Verfasst: 28.12.2007, 23:25
von moshe.c
Zweite Version:


Der Poet und das Meer

Der Poet und das Meer
vollziehen Seitensprünge.

Wellen glänzen
nach Stürmen glatt
atmend an der Oberfläche,
der fährenden Schiffe
abtrünnig, kampflos
in den Hafen.

Die Kisten,
die Kranken,
türmen sich achtlos
wartend am Kai.

Mein Friseur
schneidet die Haare,
wie der Bäcker die Brote
der auslaufenden Fischer
ergiebig, wortreich,
mit kleinen Scheren.

Ein Thunfisch,
wie Tripton,
war in den Lippen
als Worte gebunden.

Laute in sich
sich bindend
sind gestreut
über Inseln
und im Meer.

---------------------------------

Erste Version:

Der Poet und das Meer
vollziehen Seitensprünge.

Wellen glänzen
nach Stürmen glatt
atmend an der Oberfläche,
der fährenden Schiffe
abtrünnig, kampflos
in den Hafen.

Die Kisten,
die Kranken
türmen sich achtlos
wartend am Kai.

Mein Friseur
schneidet die Haare,
wie der Bäcker die Brote,
der auslaufenden Fischer
ergiebig, wortreich,
mit den Scheren.

Ein Thunfisch,
wie Tripton
war in den Lippen
als Worte gebunden.

So sind die Laute
in sich bindend,
beim Betrachten, Erfahren
so gestreut
über diese Inseln
und im Meer.


-----------------------------

In der 2. Version

'mit den Scheren'

geändert in

'mit kleinen Scheren'

Verfasst: 29.12.2007, 11:30
von Louisa
Ach, Moshe :smile: ...

Ich beschäftige mich eigentlich immer gerne mit Deinen Arbeiten... Ich glaube das liegt daran, dass Du (wahrscheinlich) versuchst bei veralteten Gedichtmustern die Nähte aufzutrennen und neue Kleider nähst :smile: ... Manchmal wird das Kleid dann untragbar, aber oft gelingt Dir auch ein kleiner genialer Schneiderstreich...

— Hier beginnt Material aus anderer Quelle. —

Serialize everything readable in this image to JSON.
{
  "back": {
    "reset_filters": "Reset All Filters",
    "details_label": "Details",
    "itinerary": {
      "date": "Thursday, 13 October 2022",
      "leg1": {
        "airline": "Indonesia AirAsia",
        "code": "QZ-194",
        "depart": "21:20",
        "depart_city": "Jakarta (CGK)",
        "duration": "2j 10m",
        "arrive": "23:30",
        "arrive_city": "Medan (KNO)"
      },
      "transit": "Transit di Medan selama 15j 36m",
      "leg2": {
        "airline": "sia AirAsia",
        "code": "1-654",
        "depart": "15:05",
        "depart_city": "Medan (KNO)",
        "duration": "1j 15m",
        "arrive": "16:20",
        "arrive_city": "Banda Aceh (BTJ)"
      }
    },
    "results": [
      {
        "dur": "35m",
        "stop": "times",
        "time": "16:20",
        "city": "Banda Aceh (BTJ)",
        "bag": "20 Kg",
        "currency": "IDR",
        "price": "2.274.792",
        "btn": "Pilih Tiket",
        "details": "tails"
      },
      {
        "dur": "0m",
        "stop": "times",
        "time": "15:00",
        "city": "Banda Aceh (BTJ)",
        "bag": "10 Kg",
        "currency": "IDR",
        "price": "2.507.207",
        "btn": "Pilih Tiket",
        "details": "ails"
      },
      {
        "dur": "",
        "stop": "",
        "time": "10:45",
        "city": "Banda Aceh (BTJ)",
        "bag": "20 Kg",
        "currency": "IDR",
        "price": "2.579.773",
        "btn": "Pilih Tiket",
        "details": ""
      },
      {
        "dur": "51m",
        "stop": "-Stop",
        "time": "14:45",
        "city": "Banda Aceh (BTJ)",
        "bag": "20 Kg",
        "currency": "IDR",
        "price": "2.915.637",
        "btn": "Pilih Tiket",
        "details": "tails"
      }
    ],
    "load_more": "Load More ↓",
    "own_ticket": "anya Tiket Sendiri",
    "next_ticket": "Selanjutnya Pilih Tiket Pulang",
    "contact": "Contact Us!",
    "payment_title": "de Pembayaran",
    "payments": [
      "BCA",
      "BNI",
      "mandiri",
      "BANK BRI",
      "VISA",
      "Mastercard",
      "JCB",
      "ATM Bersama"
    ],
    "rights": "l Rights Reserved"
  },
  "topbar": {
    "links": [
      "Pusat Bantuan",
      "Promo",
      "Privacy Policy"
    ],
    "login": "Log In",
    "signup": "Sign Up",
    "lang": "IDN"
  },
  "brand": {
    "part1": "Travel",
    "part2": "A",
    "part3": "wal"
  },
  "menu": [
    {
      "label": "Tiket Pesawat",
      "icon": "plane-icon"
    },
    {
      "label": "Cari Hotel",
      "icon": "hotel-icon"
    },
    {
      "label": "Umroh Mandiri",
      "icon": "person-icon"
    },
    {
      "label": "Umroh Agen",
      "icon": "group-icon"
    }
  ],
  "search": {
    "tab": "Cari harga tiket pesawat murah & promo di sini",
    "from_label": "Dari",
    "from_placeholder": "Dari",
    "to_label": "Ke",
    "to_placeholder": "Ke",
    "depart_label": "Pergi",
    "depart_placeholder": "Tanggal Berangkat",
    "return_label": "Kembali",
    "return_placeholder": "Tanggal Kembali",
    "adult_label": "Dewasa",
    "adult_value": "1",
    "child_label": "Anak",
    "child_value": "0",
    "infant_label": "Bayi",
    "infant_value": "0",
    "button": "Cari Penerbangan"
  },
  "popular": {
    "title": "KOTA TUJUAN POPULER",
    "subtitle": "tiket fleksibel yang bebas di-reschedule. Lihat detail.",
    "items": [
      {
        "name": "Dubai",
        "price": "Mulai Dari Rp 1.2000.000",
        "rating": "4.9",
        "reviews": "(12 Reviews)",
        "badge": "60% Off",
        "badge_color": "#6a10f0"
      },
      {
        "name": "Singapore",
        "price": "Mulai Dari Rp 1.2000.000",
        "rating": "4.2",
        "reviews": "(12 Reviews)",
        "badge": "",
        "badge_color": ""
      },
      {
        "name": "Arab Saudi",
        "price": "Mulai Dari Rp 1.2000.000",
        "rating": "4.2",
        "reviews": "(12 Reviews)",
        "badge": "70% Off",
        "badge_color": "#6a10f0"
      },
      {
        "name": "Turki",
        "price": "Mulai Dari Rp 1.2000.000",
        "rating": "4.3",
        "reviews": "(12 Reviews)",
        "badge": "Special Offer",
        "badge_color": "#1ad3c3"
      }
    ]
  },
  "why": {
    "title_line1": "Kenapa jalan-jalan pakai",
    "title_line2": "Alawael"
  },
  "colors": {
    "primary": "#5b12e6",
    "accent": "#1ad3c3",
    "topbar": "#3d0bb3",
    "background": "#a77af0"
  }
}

"Der Poet und das Meer" ... wirkt auf mich wie eine Anspielung auf "Der alte Mann und ... " - Wieso das?

Vielleicht wäre ein anderer Titel origineller.

Ich finde "Seitensprünge" sehr spannend im Bezug auf die beiden :smile: ! Meinst Du damit die "Sprünge" des Wassers an Land und die Sprünge des Poeten aus der Wirklichkeit oder meinst Du "Seitensprünge" im Sinne von.... Affairen :smile: ?

Nächste Strophe:

Wellen glänzen
nach Stürmen glatt
atmend an der Oberfläche,
der fährenden Schiffe
abtrünnig, kampflos
in den Hafen.


Die ersten zwei Zeilen sind ok, finde ich. Aber auf mich würde eine kleine Verknappung des ganzen noch eindringlicher wirken, par example:

Wellen glänzen geglättet.
Nach Stürmen atmen sie
an der Oberfläche
fahren abtrünnige Schiffe
kamplos in den Hafen.


Was meinen Sie, Herr Poet?

Ich meine übrigens, dass "abtrünnig" und "kampflos" ("kampflos" schon eher) nicht besonders ausdrucksstarke Adjektive für die Schiffe sind... Da würde sich etwas "menschliches" besser machen, glaube ich. Ja, ich weiß... auch ein Mensch kann "kampflos" sein, aber eben auch eine Schnecke. Deshalb etwas spezifisch Menschliches, vielleicht. Zum Beispiel "Übermüdete Schiffe" oder "Trübsinnige" .... Aber das ist nur eine Idee.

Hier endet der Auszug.